Consumption will slide by about 1 percent to 92.6 million barrels a day in the first quarter from the current three-month period, the Paris-based adviser to 29 nations said in a monthly market report today. Barring new supply disruptions, the seasonal demand slump will push prices lower, it said. Members of the Organization of Petroleum Exporting Countries meet in Vienna to review their production target on Nov. 27.
“Supply-demand balances suggest that the price rout has yet to run its course,” the IEA said. “Downward price pressures could build further in the first half of 2015. Pressure on OPEC to reduce production is building.”
Oil collapsed into a bear market last month as leading OPEC members such as Saudi Arabia maintained production despite a global surplus triggered by surging U.S. shale supplies. The oil market is entering a “new chapter” as world economic growth fails to spur demand as much as in previous years, while technological advances make extracting new supplies easier, the IEA said.

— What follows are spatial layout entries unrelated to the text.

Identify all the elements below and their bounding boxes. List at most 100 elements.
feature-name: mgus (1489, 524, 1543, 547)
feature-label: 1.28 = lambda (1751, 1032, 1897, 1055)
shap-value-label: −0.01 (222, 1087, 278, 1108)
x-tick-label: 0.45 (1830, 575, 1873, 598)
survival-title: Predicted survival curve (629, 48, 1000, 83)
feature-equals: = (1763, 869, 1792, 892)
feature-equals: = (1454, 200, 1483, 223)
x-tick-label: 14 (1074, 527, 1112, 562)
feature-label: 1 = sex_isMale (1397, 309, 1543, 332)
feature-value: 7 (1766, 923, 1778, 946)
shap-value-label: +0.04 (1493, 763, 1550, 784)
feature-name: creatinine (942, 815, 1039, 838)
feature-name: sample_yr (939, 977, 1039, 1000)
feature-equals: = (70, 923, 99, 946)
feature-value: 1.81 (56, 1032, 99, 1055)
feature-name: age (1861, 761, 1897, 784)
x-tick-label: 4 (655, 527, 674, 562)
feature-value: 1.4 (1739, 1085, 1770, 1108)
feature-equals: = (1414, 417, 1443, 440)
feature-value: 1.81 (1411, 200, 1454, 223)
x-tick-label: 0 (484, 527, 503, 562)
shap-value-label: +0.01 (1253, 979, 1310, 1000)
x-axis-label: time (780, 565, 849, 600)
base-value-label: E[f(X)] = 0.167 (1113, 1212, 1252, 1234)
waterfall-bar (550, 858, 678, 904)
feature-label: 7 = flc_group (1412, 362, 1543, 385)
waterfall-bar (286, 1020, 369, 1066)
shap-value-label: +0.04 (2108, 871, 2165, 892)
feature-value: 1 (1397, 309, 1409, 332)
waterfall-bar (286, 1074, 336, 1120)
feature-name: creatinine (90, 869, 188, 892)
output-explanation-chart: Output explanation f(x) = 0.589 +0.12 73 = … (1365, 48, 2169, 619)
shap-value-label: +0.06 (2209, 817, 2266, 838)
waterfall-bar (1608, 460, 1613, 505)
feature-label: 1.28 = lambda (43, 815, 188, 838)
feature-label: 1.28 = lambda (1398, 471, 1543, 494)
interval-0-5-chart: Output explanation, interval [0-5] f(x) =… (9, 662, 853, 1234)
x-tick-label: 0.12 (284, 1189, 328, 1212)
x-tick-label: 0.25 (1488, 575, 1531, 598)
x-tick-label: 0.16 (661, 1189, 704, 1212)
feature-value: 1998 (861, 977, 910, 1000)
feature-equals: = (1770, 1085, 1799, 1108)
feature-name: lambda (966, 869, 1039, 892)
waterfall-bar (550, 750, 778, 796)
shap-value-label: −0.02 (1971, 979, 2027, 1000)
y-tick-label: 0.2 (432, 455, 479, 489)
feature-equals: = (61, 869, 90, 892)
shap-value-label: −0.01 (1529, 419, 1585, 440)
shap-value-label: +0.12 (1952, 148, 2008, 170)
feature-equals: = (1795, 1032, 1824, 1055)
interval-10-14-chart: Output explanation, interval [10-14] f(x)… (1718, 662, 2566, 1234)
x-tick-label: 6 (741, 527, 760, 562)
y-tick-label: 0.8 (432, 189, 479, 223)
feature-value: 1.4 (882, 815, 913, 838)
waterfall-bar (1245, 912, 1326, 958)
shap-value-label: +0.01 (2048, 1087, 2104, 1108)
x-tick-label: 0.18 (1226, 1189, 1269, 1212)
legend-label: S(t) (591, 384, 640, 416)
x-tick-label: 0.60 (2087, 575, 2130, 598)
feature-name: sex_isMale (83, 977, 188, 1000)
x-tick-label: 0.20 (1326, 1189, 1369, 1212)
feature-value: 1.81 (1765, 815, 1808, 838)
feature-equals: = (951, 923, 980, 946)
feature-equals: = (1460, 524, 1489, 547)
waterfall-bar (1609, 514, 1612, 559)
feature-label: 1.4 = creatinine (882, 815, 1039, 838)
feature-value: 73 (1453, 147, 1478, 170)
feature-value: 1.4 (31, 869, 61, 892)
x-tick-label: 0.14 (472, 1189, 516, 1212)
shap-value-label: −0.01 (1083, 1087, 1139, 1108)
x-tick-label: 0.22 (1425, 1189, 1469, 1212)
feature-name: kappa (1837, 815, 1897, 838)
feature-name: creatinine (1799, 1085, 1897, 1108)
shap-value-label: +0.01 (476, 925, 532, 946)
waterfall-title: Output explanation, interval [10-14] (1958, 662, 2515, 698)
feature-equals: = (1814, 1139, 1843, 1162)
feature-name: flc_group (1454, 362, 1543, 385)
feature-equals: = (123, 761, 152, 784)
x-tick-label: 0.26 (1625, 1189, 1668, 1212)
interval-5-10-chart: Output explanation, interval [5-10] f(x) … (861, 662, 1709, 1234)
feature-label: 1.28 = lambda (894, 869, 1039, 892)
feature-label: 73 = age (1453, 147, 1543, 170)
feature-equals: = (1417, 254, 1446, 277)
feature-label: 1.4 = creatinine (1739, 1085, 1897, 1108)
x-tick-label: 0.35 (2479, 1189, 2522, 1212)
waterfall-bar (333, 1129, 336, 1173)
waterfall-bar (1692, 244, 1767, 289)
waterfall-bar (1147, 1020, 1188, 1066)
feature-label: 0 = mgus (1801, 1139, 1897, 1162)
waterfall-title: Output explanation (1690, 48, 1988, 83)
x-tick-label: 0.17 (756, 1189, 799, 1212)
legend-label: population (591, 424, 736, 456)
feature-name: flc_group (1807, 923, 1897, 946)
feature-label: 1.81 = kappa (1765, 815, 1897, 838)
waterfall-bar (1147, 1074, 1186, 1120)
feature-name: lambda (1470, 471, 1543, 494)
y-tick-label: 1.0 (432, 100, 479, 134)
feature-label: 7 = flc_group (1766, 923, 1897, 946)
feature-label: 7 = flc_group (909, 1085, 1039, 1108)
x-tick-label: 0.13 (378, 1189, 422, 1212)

Brent crude futures, used to price more than half the world’s oil, slumped to a four-year low of $76.75 a barrel in London today.
The IEA reduced forecasts for the amount of crude needed this year and next from the Organization of Petroleum Exporting Countries as U.S. output drives record supply growth outside the group.
The agency kept estimates for global oil demand for this year and next unchanged from last month’s report. World fuel consumption will increase by 1.1 million barrels a day, or 1.2 percent, to 93.6 million a day in 2015 as the economic recovery gathers pace. Demand will increase this year by 680,000 barrels a day, the least in five years, to 92.4 million.
The IEA cut estimates for supplies needed from OPEC in 2014 and 2015 by 100,000 barrels a day for each year, to 29.6 million barrels a day and 29.2 million a day respectively.
Output from OPEC’s 12 members eased by 150,000 barrels a day in October to 30.6 million a day. That leaves the group’s production about 500,000 barrels a day higher than the average amount needed during this quarter, and 1.8 million a day more than the level required in the first quarter of next year.
Supplies from outside OPEC increased by a record of almost 2 million barrels a day in the first 10 months of the year, to reach 57.1 million a day in October. Production from the U.S. climbed to 8.9 million barrels a day. While lower oil prices may trim investment in U.S. shale oil production, this will “pale in comparison” with advances in the industry’s productivity.
Still, output could be threatened in other producing nations prone to unrest when oil prices aren’t high enough to cover social spending, the IEA said. Venezuela and Russia are among countries suffering as a result of oil’s slump, it said.
Total oil inventories in the most advanced nations were above their five-year average in October for the first time since March 2013, according to the report. Stockpiles were at 2.72 billion barrels in September after an increase of 12.6 million barrels, a time of year when inventories typically decline.